In April and May of this year, investigators from the New York DEA office seized $16 million in cash from a sophisticated money-laundering operation involving Chinese gangsters, Mexican drug cartels and local Dominican pushers — compared to just $5 million in the same period last year.

Similarly, in the first two weeks of June, agents confiscated $3.1 million, compared to $1.2 million in 2019.

“Our office is busier than ever, drug trafficking is continuing in the New York metropolitan area. The demand for drugs has remained high during this pandemic,” Ray Donovan, the special agent in charge of the New York DEA, told The Post.

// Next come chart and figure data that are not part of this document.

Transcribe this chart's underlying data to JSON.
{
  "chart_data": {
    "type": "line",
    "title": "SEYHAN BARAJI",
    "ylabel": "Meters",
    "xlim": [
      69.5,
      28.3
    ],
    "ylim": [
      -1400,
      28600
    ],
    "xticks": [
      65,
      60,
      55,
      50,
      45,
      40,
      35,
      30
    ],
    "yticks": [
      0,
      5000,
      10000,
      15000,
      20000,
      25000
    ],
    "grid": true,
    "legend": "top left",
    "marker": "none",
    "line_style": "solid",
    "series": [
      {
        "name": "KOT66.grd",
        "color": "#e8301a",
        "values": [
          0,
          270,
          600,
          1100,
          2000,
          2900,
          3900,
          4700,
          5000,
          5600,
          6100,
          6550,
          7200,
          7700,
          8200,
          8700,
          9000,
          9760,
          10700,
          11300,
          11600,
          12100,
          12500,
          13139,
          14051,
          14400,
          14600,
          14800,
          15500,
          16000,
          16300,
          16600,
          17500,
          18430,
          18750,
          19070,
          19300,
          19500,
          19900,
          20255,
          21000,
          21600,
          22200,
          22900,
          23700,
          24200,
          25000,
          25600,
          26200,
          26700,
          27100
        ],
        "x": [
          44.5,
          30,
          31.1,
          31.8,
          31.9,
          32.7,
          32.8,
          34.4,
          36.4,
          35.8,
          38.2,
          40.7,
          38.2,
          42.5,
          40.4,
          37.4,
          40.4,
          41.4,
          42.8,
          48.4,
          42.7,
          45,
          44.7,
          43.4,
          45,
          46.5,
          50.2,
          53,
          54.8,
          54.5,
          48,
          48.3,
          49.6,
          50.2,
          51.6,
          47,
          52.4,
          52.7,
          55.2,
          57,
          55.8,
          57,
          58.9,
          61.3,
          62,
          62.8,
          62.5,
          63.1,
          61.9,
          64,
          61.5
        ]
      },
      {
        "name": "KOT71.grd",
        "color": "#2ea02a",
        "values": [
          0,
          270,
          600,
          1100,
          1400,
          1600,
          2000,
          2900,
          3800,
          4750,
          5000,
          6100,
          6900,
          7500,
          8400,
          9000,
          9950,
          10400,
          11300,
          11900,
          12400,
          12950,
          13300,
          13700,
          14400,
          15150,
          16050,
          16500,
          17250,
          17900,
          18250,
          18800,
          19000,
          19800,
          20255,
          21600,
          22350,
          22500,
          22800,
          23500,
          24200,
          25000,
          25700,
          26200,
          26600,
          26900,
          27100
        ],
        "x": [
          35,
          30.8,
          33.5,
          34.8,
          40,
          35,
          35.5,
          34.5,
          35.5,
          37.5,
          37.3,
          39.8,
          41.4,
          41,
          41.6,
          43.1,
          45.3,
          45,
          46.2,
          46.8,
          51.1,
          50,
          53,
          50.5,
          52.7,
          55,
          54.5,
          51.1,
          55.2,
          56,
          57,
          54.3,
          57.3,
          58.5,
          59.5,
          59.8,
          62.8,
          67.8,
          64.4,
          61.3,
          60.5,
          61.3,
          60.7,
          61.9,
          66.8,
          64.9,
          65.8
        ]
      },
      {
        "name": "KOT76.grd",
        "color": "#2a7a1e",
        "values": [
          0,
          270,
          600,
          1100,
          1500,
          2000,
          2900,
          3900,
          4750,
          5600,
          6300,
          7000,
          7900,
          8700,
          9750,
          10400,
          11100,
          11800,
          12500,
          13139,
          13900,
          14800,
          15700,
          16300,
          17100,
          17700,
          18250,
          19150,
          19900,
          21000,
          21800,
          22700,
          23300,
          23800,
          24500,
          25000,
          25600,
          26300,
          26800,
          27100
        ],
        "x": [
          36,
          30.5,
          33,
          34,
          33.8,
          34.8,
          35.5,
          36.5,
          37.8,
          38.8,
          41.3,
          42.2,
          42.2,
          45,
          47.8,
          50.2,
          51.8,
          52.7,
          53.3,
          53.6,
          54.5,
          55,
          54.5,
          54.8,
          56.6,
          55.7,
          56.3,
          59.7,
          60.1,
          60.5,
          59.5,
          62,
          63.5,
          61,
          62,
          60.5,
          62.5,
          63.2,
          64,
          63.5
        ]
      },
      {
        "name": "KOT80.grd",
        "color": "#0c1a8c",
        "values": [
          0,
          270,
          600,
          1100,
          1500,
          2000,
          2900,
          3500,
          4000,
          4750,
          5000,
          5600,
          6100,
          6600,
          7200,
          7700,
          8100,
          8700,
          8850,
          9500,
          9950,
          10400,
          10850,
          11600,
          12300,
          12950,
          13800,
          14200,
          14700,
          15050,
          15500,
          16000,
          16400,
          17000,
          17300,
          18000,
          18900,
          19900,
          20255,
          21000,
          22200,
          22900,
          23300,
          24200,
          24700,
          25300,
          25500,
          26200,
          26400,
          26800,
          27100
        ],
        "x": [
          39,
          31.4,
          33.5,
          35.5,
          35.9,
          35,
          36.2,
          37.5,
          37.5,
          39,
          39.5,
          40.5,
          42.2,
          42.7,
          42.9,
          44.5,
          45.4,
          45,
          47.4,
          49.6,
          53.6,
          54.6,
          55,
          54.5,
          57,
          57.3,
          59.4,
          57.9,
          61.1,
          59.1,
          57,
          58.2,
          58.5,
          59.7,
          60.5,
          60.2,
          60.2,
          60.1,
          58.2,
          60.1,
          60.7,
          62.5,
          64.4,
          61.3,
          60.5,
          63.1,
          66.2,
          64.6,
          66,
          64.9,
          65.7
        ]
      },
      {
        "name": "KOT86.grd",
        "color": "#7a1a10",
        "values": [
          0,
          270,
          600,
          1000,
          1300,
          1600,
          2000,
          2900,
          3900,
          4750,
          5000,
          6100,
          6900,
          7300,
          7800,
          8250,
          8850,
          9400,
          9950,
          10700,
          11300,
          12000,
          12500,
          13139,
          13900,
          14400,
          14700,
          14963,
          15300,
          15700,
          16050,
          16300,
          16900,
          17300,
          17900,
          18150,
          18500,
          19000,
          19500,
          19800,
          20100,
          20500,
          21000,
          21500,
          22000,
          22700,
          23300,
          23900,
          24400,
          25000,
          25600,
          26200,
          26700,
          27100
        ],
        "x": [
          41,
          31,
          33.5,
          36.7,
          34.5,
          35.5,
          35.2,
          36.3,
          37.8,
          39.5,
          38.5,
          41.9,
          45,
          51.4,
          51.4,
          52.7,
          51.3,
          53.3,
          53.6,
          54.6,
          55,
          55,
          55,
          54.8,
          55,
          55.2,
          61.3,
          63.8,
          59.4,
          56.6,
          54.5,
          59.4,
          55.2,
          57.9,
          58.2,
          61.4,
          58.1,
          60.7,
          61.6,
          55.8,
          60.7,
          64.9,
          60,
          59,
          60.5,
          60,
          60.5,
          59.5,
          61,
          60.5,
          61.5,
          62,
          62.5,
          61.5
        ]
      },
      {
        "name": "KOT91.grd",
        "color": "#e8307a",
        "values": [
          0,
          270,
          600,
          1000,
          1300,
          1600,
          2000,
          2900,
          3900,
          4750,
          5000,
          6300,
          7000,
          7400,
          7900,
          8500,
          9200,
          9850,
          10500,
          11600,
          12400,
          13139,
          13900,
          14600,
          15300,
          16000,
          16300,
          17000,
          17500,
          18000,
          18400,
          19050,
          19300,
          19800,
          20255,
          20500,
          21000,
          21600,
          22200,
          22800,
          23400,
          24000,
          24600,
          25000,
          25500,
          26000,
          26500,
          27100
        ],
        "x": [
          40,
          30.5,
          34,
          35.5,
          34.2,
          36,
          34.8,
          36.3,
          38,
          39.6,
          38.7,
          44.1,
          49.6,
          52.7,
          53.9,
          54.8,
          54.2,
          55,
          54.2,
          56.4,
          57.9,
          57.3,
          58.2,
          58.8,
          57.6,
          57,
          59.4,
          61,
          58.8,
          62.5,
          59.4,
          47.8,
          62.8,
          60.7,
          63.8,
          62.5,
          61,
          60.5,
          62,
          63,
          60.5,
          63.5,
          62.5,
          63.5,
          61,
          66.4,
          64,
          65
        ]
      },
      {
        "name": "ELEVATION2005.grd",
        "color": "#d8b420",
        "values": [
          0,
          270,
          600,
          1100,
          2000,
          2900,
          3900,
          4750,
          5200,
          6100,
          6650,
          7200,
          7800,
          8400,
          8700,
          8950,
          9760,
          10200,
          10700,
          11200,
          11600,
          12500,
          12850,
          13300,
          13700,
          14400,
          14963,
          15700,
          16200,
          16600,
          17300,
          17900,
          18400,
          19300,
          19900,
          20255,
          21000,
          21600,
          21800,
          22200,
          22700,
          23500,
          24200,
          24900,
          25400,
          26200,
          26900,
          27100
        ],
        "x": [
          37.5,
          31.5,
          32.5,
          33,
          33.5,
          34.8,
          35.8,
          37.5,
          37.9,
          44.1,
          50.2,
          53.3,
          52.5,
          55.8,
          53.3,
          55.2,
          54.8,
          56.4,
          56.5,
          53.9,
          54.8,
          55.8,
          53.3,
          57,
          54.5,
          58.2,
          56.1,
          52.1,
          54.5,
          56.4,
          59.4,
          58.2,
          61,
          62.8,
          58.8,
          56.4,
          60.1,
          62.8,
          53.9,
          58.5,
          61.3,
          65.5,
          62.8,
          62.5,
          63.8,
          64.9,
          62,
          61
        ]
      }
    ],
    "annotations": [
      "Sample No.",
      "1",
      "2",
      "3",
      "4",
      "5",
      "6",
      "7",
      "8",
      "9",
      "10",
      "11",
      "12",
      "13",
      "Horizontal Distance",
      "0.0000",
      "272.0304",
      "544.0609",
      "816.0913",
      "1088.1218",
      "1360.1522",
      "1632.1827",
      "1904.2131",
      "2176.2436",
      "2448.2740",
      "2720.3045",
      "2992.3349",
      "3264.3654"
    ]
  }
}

“While the country’s primary focus should be the pandemic, the shadow of the pandemic is the drug business,” he added.

The coronavirus led to an uptick in cash confiscations because it derailed a complex drug-trafficking scheme between the Mexican Sinaloa and Jalisco New Generation cartels, Dominican drug dealers and various factions of the Chinese Triads organized-crime syndicate.

Before the pandemic hit, the cartels distributed fentanyl-laced heroin to the street-level Dominican dealers, who in turn kicked up cash profits to the Chinese gangsters.

The Chinese criminals would then use the money to buy goods in the US — cellphones, computers, cars — and flip them in China for a profit before paying back the cartel traffickers.

A phone bought in the US for $500 could sell in China for as much as $2,000, Special Agent Donovan said.

When stores in New York shut as the city went on lockdown, the gangsters couldn’t go shopping for the goods, leaving them with an excess amount of cash — and opportunity for the feds to seize it.

The shopping scheme doesn’t work with online purchases because authorities can more easily trace who is buying the goods.

“The store closings have stalled their distribution methodology. They can’t spend the cash and that is why we are confiscating record amounts,” Donovan added.

In addition, the limited number of flights in and out of the US — plus stricter border and highway enforcement — has blocked the same flow of drugs from entering the country and the cash from leaving.

The effort to block drug-trafficking is critical right now because overdose deaths have increased every year since 2015, according to Donovan.

“The DEA has to use all of its resources to stop the drug business as best as it can before it continues to harm and kill more American citizens,” he said.